The reason parameter is optional: omitting it is valid.
// Feature: lifecycle — `on shutdown` (composes in LIFO order)
// Syntax: `on shutdown { ... }` or `on shutdown reason { ... }`
// When to use: clean up resources (close files, flush logs, drop
// connections) regardless of the exit path (normal, exit, panic, signal).
// Multiple blocks compose in LIFO order — the last one declared runs first.
on shutdown {
print("[hook 1] outermost cleanup (declared first, runs LAST)")
}
on shutdown reason {
print("[hook 2] exit reason: {reason}")
}
on shutdown {
print("[hook 3] innermost cleanup (declared last, runs FIRST)")
}
print("main work")
print("done")
// expected:
// main work
// done
// [hook 3] innermost cleanup (declared last, runs FIRST)
// [hook 2] exit reason: normal
// [hook 1] outermost cleanup (declared first, runs LAST)
Requires the Zolo CLI/host — open in the playground or run locally.
Panic capture
on panic e is the last resort before shutdown due to a fatal error: it
receives the message from panic(...) and runs before on shutdown. Use it to
write diagnostic logs or failure metrics:
The panic(...) call is commented out to keep the exit code 0 in the sandbox;
read the comments and uncomment locally to see the full sequence.
// Feature: lifecycle — `on panic` catches uncaught panics
// Syntax: `on panic e { ... }` receives the message; runs BEFORE
// `on shutdown` — last chance to log / dump diagnostics.
// When to use: catch crashes in production (telemetry, dump file),
// turn a panic into a structured log entry.
//
// NOTE: an uncaught panic exits the process with a non-zero status
// AFTER the `on panic` / `on shutdown` hooks fire. To keep this
// example green in test harnesses (which expect exit code 0), the
// `panic(...)` call below is left commented out and only documented.
on panic e {
print("[panic] caught: {e}")
}
on shutdown reason {
print("[shutdown] reason: {reason}")
}
print("before crash")
// panic("something went very wrong")
//
// expected (when the panic line is uncommented):
// before crash
// [panic] caught: something went very wrong
// [shutdown] reason: panic
// (process exits with non-zero status)
print("(panic skipped to keep exit code 0; see comment above)")
Requires the Zolo CLI/host — open in the playground or run locally.
OS signals
on signal SIGINT { ... } registers an asynchronous handler for a signal. On
Windows only SIGINT (Ctrl+C) and SIGTERM (Ctrl+Break) are delivered.
process.raise allows synthesizing the signal in-process for testing:
process.raise("SIGINT") delivers the signal; process.sleep(50) waits for the
signal thread to drain the event before main execution continues.
// Feature: lifecycle — `on signal` for SIGINT / SIGTERM
// Syntax: `on signal SIGINT { ... }`. On Windows, only SIGINT (Ctrl+C)

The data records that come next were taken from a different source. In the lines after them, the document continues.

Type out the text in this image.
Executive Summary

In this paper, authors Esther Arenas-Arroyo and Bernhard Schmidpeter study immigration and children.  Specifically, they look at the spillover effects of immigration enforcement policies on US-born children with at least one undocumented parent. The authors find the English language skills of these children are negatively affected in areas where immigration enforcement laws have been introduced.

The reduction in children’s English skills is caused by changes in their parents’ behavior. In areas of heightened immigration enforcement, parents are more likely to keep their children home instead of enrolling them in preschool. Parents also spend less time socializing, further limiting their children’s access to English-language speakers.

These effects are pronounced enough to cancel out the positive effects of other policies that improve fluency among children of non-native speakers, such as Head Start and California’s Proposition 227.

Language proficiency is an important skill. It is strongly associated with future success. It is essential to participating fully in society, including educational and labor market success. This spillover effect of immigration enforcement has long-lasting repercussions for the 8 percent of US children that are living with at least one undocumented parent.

// and SIGTERM (Ctrl+Break) are delivered.
// When to use: graceful shutdown — interrupt server loops, save
// state, close connections before dying.
use std::process
var fired = 0
on signal SIGINT {
fired = fired + 1
print("SIGINT received (time #{fired})")
}
on shutdown reason {
print("shutdown reason: {reason}")
}
// `process.raise` injects a synthetic signal — useful for testing
// without needing a shell to send Ctrl+C from outside.
print("raising SIGINT...")
process.raise("SIGINT")
// Give the lifecycle thread time to drain the signal.
process.sleep(50)
print("after sleep, fired={fired}")
print("done")
// expected:
// raising SIGINT...
// SIGINT received (time #1)
// after sleep, fired=1
// done
// shutdown reason: normal
Requires the Zolo CLI/host — open in the playground or run locally.
Challenge
Add a second on signal SIGINT that prints "handler 2" and verify that both
fire in declaration order when process.raise("SIGINT") is called.